Розамунда Пилчер - Штормовой день
Тут я окончательно рассвирепела.
— Не хочу больше пить!
— В таком случае, пойдем поедим.
— И есть я не хочу!
Мне казалось, что это так и есть. Не желаю я дольше оставаться в обществе этого наглого грубияна! Я смотрела, как он допивает виски и слезает с табурета, и на секунду подумала, что он и вправду принял мои слова всерьез и сейчас отвезет меня на Фиш-лейн, чтобы бросить там голодную. Но, к счастью, он не попался на мой обман и, расплатившись за виски, сопроводил меня в дальний угол бара, где поднявшись на один лестничный пролет, мы очутились в маленьком ресторанном зальчике.

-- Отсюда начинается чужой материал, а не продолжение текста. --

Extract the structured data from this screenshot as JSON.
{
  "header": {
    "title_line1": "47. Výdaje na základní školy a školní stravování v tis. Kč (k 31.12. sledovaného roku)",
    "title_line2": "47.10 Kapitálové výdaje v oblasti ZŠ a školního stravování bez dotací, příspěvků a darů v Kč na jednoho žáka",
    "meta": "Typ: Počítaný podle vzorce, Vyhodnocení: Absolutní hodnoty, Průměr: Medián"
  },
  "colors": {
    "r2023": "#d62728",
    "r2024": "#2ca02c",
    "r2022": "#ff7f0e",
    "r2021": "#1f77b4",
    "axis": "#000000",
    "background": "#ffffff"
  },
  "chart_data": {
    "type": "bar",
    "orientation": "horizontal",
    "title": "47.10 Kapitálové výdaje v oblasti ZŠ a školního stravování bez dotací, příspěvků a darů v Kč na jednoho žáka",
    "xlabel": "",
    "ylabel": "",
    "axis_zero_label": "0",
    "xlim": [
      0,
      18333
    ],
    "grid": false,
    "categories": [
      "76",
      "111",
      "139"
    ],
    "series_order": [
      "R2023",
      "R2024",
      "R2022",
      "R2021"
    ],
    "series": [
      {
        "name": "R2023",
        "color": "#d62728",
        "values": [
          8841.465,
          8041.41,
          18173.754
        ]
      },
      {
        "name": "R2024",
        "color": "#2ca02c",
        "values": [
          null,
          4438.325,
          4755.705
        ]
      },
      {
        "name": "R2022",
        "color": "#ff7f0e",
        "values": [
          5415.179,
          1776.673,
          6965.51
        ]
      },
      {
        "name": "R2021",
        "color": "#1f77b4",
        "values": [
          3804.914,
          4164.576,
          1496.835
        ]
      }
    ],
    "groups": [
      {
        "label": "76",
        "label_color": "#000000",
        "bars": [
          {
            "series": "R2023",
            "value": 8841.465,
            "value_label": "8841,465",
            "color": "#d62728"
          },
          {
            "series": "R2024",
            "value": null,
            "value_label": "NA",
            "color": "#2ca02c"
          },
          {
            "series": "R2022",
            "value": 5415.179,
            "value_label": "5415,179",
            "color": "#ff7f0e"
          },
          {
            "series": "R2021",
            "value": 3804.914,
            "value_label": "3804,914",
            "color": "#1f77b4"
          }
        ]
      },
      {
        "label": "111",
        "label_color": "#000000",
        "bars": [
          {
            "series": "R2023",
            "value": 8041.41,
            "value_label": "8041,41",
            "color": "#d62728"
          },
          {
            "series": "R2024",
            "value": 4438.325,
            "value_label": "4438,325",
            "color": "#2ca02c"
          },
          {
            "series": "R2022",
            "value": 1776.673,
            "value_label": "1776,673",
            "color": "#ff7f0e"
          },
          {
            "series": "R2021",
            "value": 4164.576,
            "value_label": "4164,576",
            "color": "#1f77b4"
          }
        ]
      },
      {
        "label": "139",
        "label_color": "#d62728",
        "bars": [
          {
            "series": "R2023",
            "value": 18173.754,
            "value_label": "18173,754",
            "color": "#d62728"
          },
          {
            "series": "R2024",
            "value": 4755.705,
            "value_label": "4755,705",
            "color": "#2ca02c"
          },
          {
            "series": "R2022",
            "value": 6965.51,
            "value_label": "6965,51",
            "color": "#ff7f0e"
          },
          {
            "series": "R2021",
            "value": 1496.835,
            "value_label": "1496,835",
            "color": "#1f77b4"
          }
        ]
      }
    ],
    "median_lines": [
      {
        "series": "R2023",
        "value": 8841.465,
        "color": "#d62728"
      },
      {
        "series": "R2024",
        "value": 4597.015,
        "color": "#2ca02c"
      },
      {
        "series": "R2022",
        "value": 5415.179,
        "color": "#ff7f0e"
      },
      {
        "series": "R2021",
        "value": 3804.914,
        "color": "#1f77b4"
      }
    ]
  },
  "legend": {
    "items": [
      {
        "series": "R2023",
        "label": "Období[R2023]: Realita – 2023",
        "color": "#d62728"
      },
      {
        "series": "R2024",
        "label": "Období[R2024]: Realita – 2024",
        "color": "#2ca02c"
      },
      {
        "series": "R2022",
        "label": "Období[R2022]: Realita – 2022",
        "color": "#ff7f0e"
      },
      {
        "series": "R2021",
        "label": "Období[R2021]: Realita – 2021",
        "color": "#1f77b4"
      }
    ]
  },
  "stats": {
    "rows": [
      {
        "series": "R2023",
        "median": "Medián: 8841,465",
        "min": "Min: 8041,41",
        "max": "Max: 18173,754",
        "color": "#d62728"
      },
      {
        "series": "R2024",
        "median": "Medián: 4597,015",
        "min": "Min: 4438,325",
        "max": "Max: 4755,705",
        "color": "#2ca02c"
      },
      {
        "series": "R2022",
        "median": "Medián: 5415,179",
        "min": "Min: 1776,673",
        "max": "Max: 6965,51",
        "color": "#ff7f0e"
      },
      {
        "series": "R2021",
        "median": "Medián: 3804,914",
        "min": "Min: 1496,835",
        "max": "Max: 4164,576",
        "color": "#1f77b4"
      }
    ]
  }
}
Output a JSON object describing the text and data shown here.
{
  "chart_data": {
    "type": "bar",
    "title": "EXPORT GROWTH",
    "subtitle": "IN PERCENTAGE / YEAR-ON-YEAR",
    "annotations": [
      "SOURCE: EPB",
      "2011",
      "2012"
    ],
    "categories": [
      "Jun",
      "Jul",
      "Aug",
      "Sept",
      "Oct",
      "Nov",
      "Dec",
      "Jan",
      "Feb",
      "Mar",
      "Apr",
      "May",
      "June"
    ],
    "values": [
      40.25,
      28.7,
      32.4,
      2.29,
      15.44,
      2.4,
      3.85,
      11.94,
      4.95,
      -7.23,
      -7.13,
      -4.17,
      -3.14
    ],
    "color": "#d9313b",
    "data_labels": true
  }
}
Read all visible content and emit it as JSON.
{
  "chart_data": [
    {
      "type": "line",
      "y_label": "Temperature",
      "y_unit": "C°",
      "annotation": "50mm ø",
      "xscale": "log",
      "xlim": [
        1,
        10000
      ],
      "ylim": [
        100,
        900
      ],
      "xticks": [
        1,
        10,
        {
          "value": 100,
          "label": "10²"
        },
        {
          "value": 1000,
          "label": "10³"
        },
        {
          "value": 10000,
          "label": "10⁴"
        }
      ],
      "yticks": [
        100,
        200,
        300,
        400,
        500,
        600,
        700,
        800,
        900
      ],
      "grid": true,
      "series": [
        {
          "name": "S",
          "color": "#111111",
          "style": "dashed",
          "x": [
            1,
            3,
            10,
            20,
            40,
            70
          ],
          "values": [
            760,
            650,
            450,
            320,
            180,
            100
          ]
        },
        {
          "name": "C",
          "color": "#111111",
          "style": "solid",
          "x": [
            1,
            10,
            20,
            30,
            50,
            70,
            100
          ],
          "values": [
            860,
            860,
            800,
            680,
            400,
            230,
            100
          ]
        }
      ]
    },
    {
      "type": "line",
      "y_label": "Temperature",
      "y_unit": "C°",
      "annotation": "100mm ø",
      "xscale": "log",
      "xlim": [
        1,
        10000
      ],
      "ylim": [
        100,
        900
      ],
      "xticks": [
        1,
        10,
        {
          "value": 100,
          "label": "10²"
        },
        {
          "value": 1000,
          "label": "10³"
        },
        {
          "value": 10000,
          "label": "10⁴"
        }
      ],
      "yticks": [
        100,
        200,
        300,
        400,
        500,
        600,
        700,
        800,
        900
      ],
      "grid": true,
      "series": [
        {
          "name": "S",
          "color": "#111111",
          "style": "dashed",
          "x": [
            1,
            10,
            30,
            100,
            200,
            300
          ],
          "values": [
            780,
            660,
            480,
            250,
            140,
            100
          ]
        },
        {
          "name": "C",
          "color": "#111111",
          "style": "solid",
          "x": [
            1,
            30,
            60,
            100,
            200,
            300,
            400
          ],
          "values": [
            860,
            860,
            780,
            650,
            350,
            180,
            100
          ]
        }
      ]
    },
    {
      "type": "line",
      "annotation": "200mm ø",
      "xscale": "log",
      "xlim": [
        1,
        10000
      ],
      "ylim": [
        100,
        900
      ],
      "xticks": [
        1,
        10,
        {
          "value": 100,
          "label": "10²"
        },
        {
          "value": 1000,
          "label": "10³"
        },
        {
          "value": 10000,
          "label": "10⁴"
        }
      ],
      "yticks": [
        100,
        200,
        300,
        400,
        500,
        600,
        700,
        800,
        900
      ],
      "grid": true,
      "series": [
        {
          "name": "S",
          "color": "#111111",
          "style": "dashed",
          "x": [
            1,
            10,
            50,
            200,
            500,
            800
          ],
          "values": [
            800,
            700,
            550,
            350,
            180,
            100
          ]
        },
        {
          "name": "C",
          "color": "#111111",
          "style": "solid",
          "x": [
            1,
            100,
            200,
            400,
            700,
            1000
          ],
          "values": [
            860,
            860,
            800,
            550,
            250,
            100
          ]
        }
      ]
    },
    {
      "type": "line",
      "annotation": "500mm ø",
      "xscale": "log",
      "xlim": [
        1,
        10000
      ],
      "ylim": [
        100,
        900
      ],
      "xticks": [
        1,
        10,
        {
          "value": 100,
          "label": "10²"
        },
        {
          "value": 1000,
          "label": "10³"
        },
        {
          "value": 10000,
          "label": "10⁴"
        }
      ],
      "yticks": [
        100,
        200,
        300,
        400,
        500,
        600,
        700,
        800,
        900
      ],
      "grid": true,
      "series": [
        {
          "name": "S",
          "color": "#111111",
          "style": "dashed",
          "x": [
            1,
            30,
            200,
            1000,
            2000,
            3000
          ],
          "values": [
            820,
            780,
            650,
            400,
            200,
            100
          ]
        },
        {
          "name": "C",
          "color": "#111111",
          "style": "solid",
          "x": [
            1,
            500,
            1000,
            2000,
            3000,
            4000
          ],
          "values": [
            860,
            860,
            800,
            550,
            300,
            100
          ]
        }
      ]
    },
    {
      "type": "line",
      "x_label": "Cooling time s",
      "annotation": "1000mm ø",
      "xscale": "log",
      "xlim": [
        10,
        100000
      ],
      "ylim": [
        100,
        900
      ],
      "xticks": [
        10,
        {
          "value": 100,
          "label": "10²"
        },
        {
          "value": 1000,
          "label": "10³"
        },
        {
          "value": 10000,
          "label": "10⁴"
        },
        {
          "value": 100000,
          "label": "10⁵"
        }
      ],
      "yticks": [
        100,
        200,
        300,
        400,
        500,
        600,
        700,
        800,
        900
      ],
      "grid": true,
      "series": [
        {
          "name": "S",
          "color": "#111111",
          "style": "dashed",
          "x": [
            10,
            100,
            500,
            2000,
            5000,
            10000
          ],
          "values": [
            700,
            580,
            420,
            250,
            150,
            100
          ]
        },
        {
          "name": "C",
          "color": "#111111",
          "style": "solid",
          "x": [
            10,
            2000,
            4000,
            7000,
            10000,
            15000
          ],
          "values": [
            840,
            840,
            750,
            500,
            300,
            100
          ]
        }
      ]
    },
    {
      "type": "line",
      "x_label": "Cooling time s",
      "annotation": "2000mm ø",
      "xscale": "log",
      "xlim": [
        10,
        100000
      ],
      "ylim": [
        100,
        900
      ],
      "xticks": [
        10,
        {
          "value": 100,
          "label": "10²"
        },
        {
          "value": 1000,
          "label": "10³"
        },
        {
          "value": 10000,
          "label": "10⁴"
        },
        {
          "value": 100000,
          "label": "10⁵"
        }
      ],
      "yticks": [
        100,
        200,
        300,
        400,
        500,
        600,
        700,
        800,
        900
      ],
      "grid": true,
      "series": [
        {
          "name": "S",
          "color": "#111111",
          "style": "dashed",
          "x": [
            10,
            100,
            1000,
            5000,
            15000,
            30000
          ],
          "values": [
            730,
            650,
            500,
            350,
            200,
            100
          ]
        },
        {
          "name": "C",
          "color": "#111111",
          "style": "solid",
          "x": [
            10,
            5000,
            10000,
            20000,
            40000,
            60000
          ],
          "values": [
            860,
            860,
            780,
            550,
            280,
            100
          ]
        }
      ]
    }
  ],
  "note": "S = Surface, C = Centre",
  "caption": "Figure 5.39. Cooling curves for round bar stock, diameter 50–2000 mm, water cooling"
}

Я безропотно шла за ним, потому что это было единственное, что мне оставалось делать. К тому же, я проголодалась.
Почти все столики были заняты, но, заметив Джосса, официантка узнала его, подскочила, поздоровалась и подвела к столику, видимо, считавшемуся лучшим в зале и занимавшему узкий эркер окна. За окном можно было различить очертания мокрых крыш, а дальше темную воду гавани, отблески фонарей на набережной и движущиеся огоньки рыбачьих шхун.
Мы сидели друг против друга. Я все еще очень сердилась и не хотела глядеть на него. Я сидела, чертя пальцем узоры на салфетке и слушая, как он заказывает еду. По всей видимости, даже тут права выбора я не имела. Я слышала, как официантка сказала: «И для молодой леди тоже?», словно и она была удивлена этой небрежной манерой, на что Джосс ответил: «Да, и для молодой леди тоже», после чего официантка отошла, и мы остались одни.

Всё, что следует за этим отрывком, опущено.